Yes, significantly. On-premises and dedicated private environments give teams direct access to hardware-level metrics through DCGM, including physical GPU health, fabric telemetry, and storage controller data. Public cloud environments expose a limited subset of these metrics through vendor APIs. Teams on dedicated infrastructure typically achieve faster incident diagnosis and maintain more complete audit trails for compliance purposes.
Conclusion
AI infrastructure monitoring is the operational foundation that determines whether your AI environment runs efficiently or wastes compute silently. The right approach combines GPU-level telemetry from DCGM, infrastructure metrics from Prometheus and Grafana, log aggregation, and model-level tracking from tools like Weights & Biases, all feeding into a unified view with well-defined alerting thresholds and response runbooks.
The difference between reactive and proactive operations comes down to complete visibility.
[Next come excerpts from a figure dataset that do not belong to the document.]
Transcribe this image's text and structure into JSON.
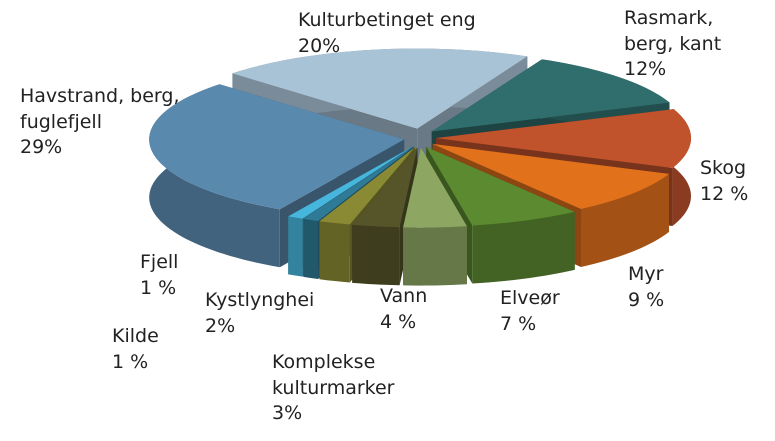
{
  "chart_data": {
    "type": "pie3d",
    "categories": [
      "Kulturbetinget eng",
      "Rasmark, berg, kant",
      "Skog",
      "Myr",
      "Elveør",
      "Vann",
      "Komplekse kulturmarker",
      "Kystlynghei",
      "Fjell",
      "Kilde",
      "Havstrand, berg, fuglefjell"
    ],
    "values": [
      20,
      12,
      12,
      9,
      7,
      4,
      3,
      2,
      1,
      1,
      29
    ],
    "value_labels": [
      "20%",
      "12%",
      "12 %",
      "9 %",
      "7 %",
      "4 %",
      "3%",
      "2%",
      "1 %",
      "1 %",
      "29%"
    ],
    "colors": [
      "#a9c3d6",
      "#2f6e6c",
      "#c0522c",
      "#e2711c",
      "#5b8a30",
      "#8da763",
      "#56552a",
      "#8a8a34",
      "#2f7a96",
      "#47b6dc",
      "#5a89ae"
    ]
  }
}
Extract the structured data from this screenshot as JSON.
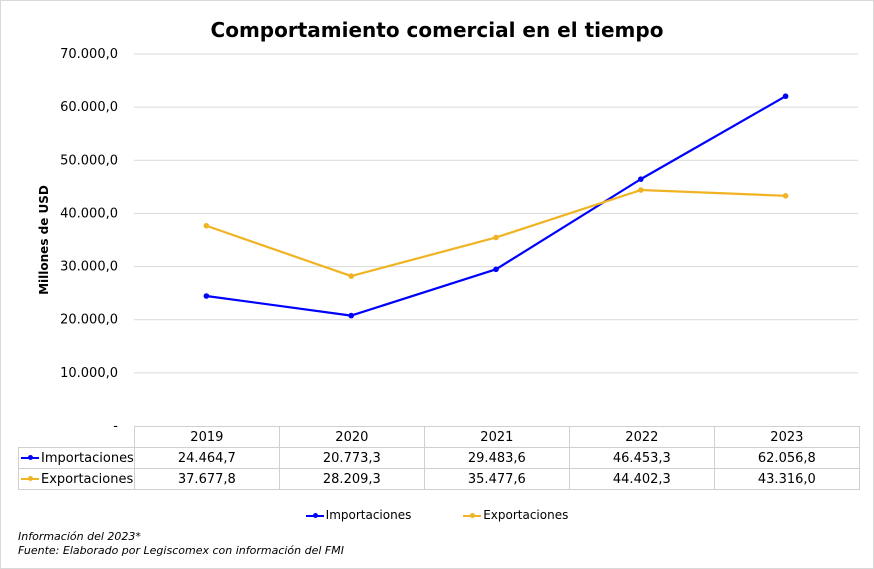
{
  "chart_data": {
    "type": "line",
    "title": "Comportamiento comercial en el tiempo",
    "ylabel": "Millones de USD",
    "categories": [
      "2019",
      "2020",
      "2021",
      "2022",
      "2023"
    ],
    "series": [
      {
        "name": "Importaciones",
        "color": "#0000ff",
        "values": [
          24464.7,
          20773.3,
          29483.6,
          46453.3,
          62056.8
        ],
        "labels": [
          "24.464,7",
          "20.773,3",
          "29.483,6",
          "46.453,3",
          "62.056,8"
        ]
      },
      {
        "name": "Exportaciones",
        "color": "#f0b323",
        "values": [
          37677.8,
          28209.3,
          35477.6,
          44402.3,
          43316.0
        ],
        "labels": [
          "37.677,8",
          "28.209,3",
          "35.477,6",
          "44.402,3",
          "43.316,0"
        ]
      }
    ],
    "ylim": [
      0,
      70000
    ],
    "yticks": [
      "-",
      "10.000,0",
      "20.000,0",
      "30.000,0",
      "40.000,0",
      "50.000,0",
      "60.000,0",
      "70.000,0"
    ],
    "grid": true,
    "legend_position": "bottom"
  },
  "footnotes": {
    "line1": "Información del 2023*",
    "line2": "Fuente: Elaborado por Legiscomex con información del FMI"
  }
}
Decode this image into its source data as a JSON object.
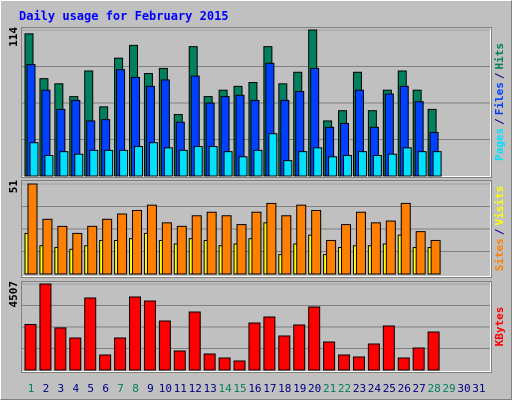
{
  "legend_separator": "/",
  "chart_data": [
    {
      "type": "bar",
      "title": "Daily usage for February 2015",
      "ylim": [
        0,
        114
      ],
      "yticks": [
        114
      ],
      "series": [
        {
          "name": "Hits",
          "color": "#00805c",
          "values": [
            111,
            76,
            72,
            62,
            82,
            54,
            92,
            102,
            80,
            84,
            48,
            101,
            62,
            67,
            70,
            73,
            101,
            72,
            81,
            114,
            43,
            51,
            81,
            51,
            67,
            82,
            67,
            52,
            null,
            null,
            null
          ]
        },
        {
          "name": "Files",
          "color": "#0040ff",
          "values": [
            87,
            67,
            52,
            59,
            43,
            44,
            83,
            77,
            70,
            75,
            42,
            78,
            57,
            62,
            63,
            59,
            88,
            59,
            66,
            84,
            38,
            41,
            67,
            38,
            64,
            70,
            58,
            34,
            null,
            null,
            null
          ]
        },
        {
          "name": "Pages",
          "color": "#00e0ff",
          "values": [
            26,
            16,
            19,
            17,
            20,
            20,
            20,
            23,
            26,
            22,
            20,
            23,
            23,
            19,
            15,
            20,
            33,
            12,
            19,
            22,
            15,
            16,
            19,
            16,
            17,
            22,
            19,
            19,
            null,
            null,
            null
          ]
        }
      ]
    },
    {
      "type": "bar",
      "ylim": [
        0,
        51
      ],
      "yticks": [
        51
      ],
      "series": [
        {
          "name": "Visits",
          "color": "#ffff00",
          "values": [
            23,
            16,
            15,
            14,
            16,
            19,
            19,
            20,
            23,
            19,
            17,
            20,
            19,
            16,
            17,
            20,
            29,
            11,
            17,
            22,
            11,
            15,
            16,
            16,
            17,
            22,
            15,
            15,
            null,
            null,
            null
          ]
        },
        {
          "name": "Sites",
          "color": "#ff8000",
          "values": [
            51,
            31,
            27,
            23,
            27,
            31,
            34,
            36,
            39,
            29,
            27,
            33,
            35,
            33,
            28,
            35,
            40,
            33,
            39,
            36,
            19,
            28,
            35,
            29,
            30,
            40,
            24,
            19,
            null,
            null,
            null
          ]
        }
      ]
    },
    {
      "type": "bar",
      "ylim": [
        0,
        4507
      ],
      "yticks": [
        4507
      ],
      "categories": [
        "1",
        "2",
        "3",
        "4",
        "5",
        "6",
        "7",
        "8",
        "9",
        "10",
        "11",
        "12",
        "13",
        "14",
        "15",
        "16",
        "17",
        "18",
        "19",
        "20",
        "21",
        "22",
        "23",
        "24",
        "25",
        "26",
        "27",
        "28",
        "29",
        "30",
        "31"
      ],
      "label_colors": [
        "#00805c",
        "#000080",
        "#000080",
        "#000080",
        "#000080",
        "#000080",
        "#00805c",
        "#00805c",
        "#000080",
        "#000080",
        "#000080",
        "#000080",
        "#000080",
        "#00805c",
        "#00805c",
        "#000080",
        "#000080",
        "#000080",
        "#000080",
        "#000080",
        "#00805c",
        "#00805c",
        "#000080",
        "#000080",
        "#000080",
        "#000080",
        "#000080",
        "#00805c",
        "#00805c",
        "#000080",
        "#000080"
      ],
      "series": [
        {
          "name": "KBytes",
          "color": "#ff0000",
          "values": [
            2386,
            4507,
            2201,
            1677,
            3773,
            786,
            1677,
            3826,
            3616,
            2568,
            996,
            3039,
            838,
            629,
            472,
            2463,
            2777,
            1782,
            2358,
            3301,
            1467,
            786,
            681,
            1362,
            2306,
            629,
            1153,
            1991,
            null,
            null,
            null
          ]
        }
      ]
    }
  ]
}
Teams running dedicated private AI infrastructure have that visibility across every layer. Teams relying on public cloud work with partial data and depend on vendor support when hardware issues arise.
If your AI infrastructure monitoring has gaps, unmonitored layers, undefined thresholds, or alerts with no runbooks, those gaps will cost you. The question is whether you find them during a planned review or during a failed training run at 2am.